100%|██████████| 3/3 [01:40<00:00, 33.46s/it]
100%|██████████| 6/6 [03:30<00:00, 35.16s/it]


In [None]:
# Perform logistic regression
classifier = LogisticRegression(random_state=0, C=0.316, max_iter=1000, verbose=1)
classifier.fit(train_features, train_labels)

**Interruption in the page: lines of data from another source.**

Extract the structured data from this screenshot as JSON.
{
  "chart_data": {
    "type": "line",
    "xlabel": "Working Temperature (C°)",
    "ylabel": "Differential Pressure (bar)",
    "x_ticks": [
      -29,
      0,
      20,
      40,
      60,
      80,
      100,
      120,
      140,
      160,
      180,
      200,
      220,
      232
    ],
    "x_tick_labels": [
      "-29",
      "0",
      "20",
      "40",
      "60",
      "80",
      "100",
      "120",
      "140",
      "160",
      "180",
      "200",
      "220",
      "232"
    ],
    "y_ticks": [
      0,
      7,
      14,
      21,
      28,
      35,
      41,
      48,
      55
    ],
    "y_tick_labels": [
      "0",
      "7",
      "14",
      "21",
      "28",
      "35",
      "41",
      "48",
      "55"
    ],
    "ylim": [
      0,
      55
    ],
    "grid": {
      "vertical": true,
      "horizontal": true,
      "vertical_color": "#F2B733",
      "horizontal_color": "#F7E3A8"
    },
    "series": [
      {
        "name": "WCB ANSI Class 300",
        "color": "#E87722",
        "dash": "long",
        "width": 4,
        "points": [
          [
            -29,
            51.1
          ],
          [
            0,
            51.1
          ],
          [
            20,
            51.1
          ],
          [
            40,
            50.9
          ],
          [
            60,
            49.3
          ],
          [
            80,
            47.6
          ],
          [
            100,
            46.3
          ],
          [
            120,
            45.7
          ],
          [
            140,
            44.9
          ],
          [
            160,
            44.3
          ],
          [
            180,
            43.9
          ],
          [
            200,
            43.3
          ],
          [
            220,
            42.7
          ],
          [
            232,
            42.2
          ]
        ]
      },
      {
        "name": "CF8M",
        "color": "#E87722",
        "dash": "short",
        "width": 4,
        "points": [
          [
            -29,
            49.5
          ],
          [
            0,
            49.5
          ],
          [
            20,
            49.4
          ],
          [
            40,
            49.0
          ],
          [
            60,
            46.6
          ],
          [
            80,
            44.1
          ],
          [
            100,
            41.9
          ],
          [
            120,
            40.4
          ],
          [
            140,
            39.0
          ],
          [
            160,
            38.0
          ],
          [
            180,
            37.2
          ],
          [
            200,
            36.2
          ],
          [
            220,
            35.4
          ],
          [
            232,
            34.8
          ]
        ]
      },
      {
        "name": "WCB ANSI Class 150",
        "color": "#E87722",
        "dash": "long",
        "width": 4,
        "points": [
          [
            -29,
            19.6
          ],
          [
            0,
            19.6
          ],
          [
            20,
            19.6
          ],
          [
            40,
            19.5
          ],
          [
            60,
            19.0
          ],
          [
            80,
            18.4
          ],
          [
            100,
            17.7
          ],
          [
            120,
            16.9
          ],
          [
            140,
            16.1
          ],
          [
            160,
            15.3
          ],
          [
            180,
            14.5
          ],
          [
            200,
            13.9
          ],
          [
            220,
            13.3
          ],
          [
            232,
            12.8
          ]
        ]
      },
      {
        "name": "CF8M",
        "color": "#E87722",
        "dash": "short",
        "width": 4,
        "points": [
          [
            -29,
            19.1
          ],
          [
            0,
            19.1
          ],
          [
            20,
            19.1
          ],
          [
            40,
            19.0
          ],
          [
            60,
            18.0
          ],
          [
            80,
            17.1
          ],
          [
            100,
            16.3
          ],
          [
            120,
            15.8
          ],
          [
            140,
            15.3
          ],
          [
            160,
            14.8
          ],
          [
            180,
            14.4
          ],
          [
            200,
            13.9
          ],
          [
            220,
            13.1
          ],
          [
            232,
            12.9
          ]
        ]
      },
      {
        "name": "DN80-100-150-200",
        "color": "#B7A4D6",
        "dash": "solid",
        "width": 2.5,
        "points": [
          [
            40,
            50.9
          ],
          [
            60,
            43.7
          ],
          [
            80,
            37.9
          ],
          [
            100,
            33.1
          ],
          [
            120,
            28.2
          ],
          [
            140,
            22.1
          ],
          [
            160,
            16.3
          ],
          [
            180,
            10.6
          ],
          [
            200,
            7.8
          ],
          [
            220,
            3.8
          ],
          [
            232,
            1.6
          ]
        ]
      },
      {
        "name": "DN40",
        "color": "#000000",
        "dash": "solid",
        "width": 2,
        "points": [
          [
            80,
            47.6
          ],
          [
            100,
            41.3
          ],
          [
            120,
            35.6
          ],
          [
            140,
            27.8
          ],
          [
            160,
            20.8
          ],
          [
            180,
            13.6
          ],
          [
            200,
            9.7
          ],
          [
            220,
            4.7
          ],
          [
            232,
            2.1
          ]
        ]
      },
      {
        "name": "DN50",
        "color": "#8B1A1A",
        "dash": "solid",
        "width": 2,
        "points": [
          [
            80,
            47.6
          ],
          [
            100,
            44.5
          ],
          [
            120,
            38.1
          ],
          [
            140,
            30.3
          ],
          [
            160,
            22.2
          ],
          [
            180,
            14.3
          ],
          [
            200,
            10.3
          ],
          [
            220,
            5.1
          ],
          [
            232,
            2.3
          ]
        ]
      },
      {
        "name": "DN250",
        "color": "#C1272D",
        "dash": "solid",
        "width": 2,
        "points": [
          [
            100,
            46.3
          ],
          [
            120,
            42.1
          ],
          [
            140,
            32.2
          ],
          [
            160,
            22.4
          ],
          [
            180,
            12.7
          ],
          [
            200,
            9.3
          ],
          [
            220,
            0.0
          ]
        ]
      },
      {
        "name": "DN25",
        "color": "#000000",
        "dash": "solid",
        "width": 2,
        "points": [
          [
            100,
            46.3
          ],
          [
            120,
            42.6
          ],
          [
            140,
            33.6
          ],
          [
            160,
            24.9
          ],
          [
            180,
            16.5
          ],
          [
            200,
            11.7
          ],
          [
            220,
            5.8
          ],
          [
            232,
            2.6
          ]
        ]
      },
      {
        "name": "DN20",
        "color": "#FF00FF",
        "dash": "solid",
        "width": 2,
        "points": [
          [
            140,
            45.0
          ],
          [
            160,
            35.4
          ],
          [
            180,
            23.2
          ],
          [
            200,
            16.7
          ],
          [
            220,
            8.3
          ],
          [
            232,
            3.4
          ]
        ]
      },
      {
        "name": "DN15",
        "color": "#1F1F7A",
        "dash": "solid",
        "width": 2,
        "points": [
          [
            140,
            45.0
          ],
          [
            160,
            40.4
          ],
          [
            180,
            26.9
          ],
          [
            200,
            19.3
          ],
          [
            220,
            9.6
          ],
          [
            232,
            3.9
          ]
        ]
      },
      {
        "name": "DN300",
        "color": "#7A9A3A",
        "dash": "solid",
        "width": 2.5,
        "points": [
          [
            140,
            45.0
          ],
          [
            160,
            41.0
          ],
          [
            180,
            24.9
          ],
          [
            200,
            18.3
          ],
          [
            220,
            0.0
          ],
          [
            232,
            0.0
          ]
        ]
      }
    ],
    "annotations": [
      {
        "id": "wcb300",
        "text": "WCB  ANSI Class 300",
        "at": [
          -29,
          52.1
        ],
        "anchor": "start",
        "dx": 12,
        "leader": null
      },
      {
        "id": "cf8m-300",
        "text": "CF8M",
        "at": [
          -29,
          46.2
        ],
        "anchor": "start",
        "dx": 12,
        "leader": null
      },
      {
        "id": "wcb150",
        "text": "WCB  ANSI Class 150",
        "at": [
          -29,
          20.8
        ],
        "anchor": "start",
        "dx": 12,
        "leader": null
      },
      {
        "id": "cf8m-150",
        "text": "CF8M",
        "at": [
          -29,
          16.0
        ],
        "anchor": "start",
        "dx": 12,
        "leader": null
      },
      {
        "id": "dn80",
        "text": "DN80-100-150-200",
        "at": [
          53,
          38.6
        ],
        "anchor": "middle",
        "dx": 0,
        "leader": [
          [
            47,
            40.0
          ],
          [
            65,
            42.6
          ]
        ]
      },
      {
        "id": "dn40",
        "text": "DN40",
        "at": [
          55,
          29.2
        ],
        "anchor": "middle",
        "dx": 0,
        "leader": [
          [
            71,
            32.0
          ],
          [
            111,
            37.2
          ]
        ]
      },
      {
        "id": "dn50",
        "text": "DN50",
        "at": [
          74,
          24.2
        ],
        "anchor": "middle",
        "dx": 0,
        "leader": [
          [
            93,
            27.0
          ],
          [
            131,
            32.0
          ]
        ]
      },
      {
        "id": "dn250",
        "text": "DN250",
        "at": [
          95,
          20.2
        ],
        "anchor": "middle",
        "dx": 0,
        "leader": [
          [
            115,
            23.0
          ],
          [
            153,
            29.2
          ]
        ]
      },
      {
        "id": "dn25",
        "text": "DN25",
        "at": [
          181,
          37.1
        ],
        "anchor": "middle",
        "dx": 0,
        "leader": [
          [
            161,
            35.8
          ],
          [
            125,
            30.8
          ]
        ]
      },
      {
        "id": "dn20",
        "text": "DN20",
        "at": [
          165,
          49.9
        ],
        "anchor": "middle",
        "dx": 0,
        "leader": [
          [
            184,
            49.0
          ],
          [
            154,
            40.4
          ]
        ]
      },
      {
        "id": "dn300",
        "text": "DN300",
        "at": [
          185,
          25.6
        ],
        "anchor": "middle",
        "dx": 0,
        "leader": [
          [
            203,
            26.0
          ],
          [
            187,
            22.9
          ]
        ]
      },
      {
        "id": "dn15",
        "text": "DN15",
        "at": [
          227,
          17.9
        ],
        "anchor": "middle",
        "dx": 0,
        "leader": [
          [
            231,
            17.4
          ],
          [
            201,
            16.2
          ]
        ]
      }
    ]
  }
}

# Evaluate using the logistic regression classifier
predictions = classifier.predict(test_features)
accuracy = np.mean((test_labels == predictions).astype(np.float)) * 100.
print(f"Accuracy = {accuracy:.3f}")

[Parallel(n_jobs=1)]: Using backend SequentialBackend with 1 concurrent workers.


Accuracy = 88.469


[Parallel(n_jobs=1)]: Done   1 out of   1 | elapsed:    0.6s finished


There are different ideas which we can test later on: 




1.   Trying a different classifier for the Few shot example.
2.   Trying other models aport from the CLIP for few shot/zero shot example for image classification and novel object detection. 
3. Chcking the other models ['RN50', 'RN101', 'RN50x4', 'RN50x16', 'ViT-B/32', 'ViT-B/16'] and compare the difference.